I would call our music melancholic rock with progressive elements. The foundation of the music is shaped of what I’ve listened to through the years: QOTSA, Muse, Tool to name only a few bands. I try to find ideas from all around me though when it comes to composing. Maybe I hear a chord progression that I like and fiddle around with it a bit. The track Avsked from Tid Och Rum is an example where I was inspired to write a piece for three brass/woodwind instruments, mainly because I’ve listened a lot to the band Klabbes Bank (Swedish melancholic electro-jazz) lately, and I got interested in that kind of arrangements. I try to dip my toes here and there.


Our lyrics centres around thoughts and experiences in life as well as socially critical and political subjects. It is important to me that I’m true to myself when it comes to lyrics. I want to mean every word I sing when I’m on stage. I find it hard not to be somewhat political considering it affects so many aspects of people’s lives.

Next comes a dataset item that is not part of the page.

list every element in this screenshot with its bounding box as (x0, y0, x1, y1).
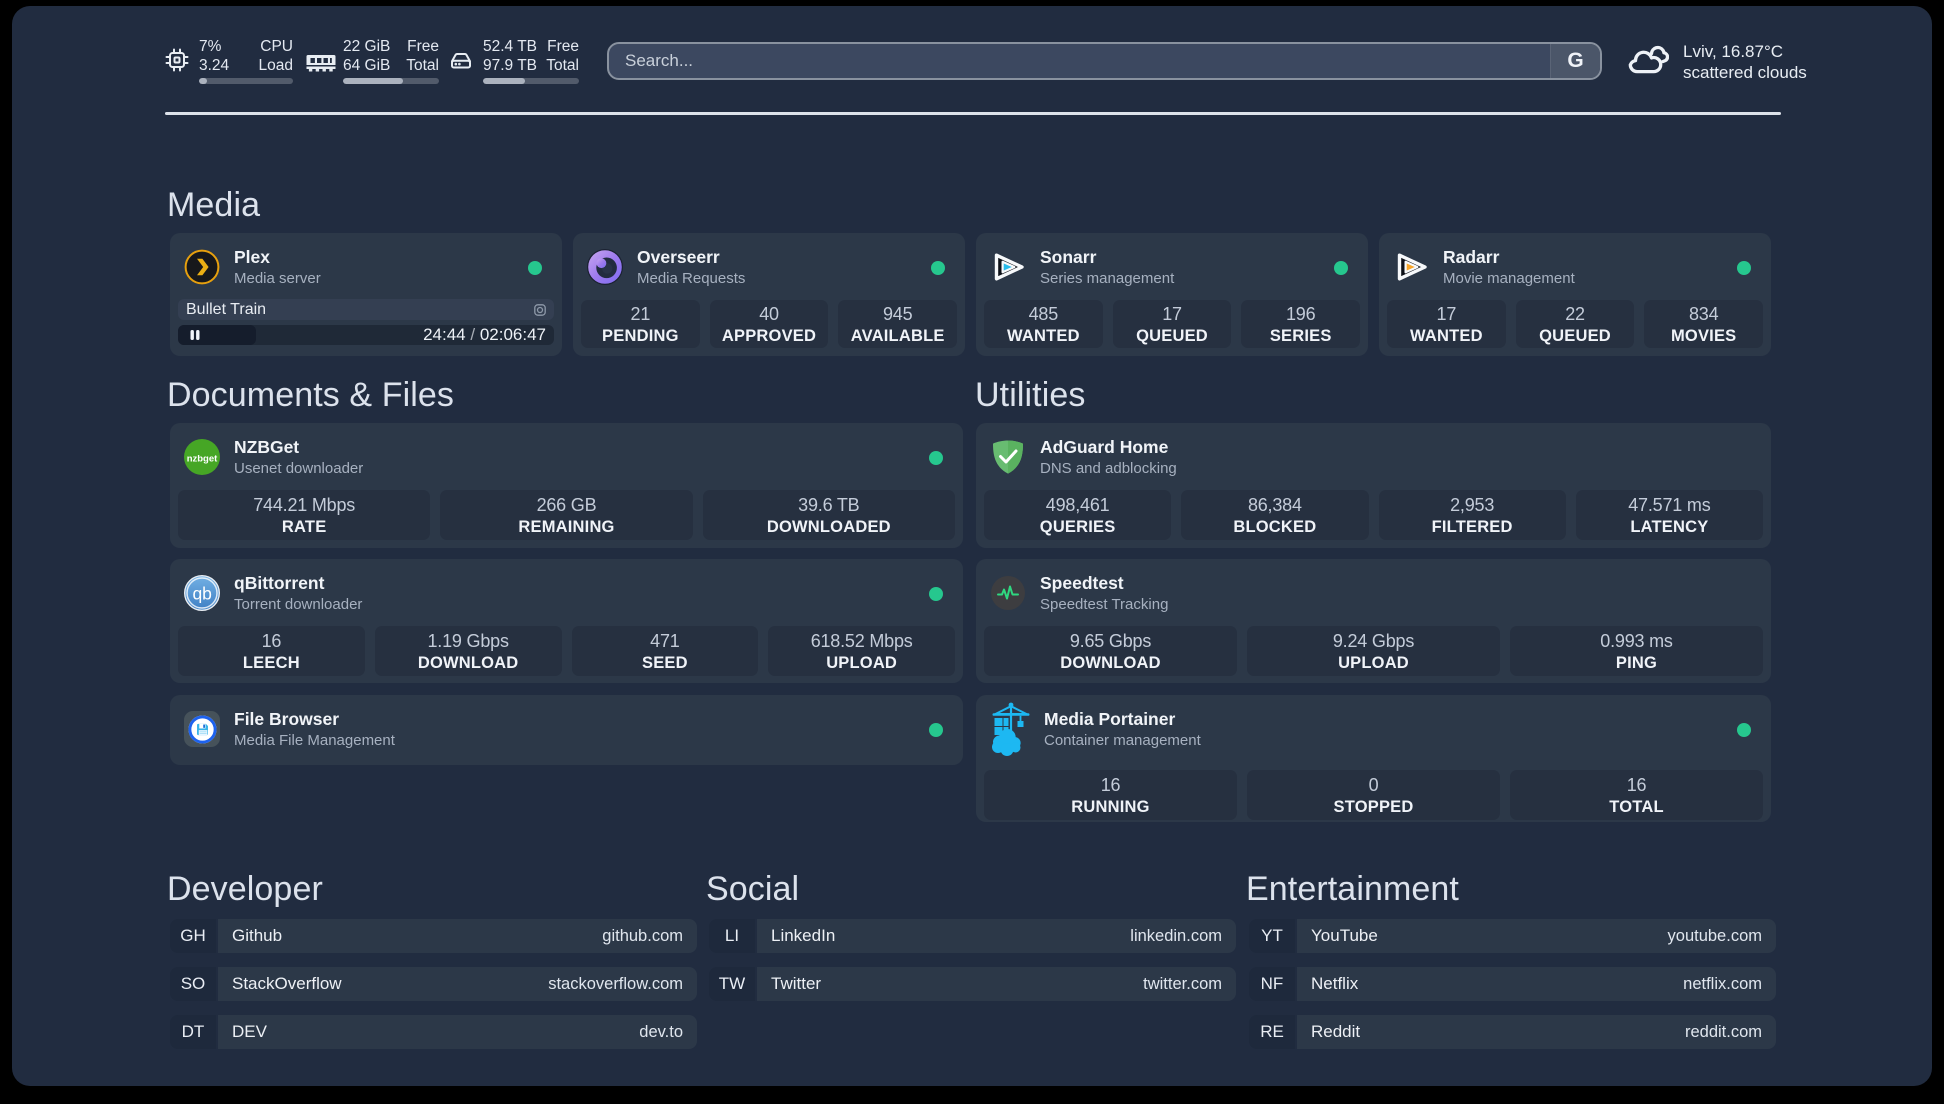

I used to listen to a lot of mostly Scandinavian death/black metal, but I’m unfortunately not really familiar with the term you mention. What springs to mind is Dissection’s ideas about cosmical chaos, the title of Dark Funeral’s first album and the fact that many bands focus around the occult.

It feels a bit risky trying to define something without knowing its true meaning, but since you ask for my definition for it I suppose it is open for interpretation: I think the Dark Arts are the means to dig deeper into the mystical elements of oneself and the art, to put it simply.

We had the artist listen to some of the songs from the new album and paint whatever he felt like. We didn’t want to set limits to his creative mind. If there is a story or symbolism behind the artwork is something only the artist knows, and I like it that way.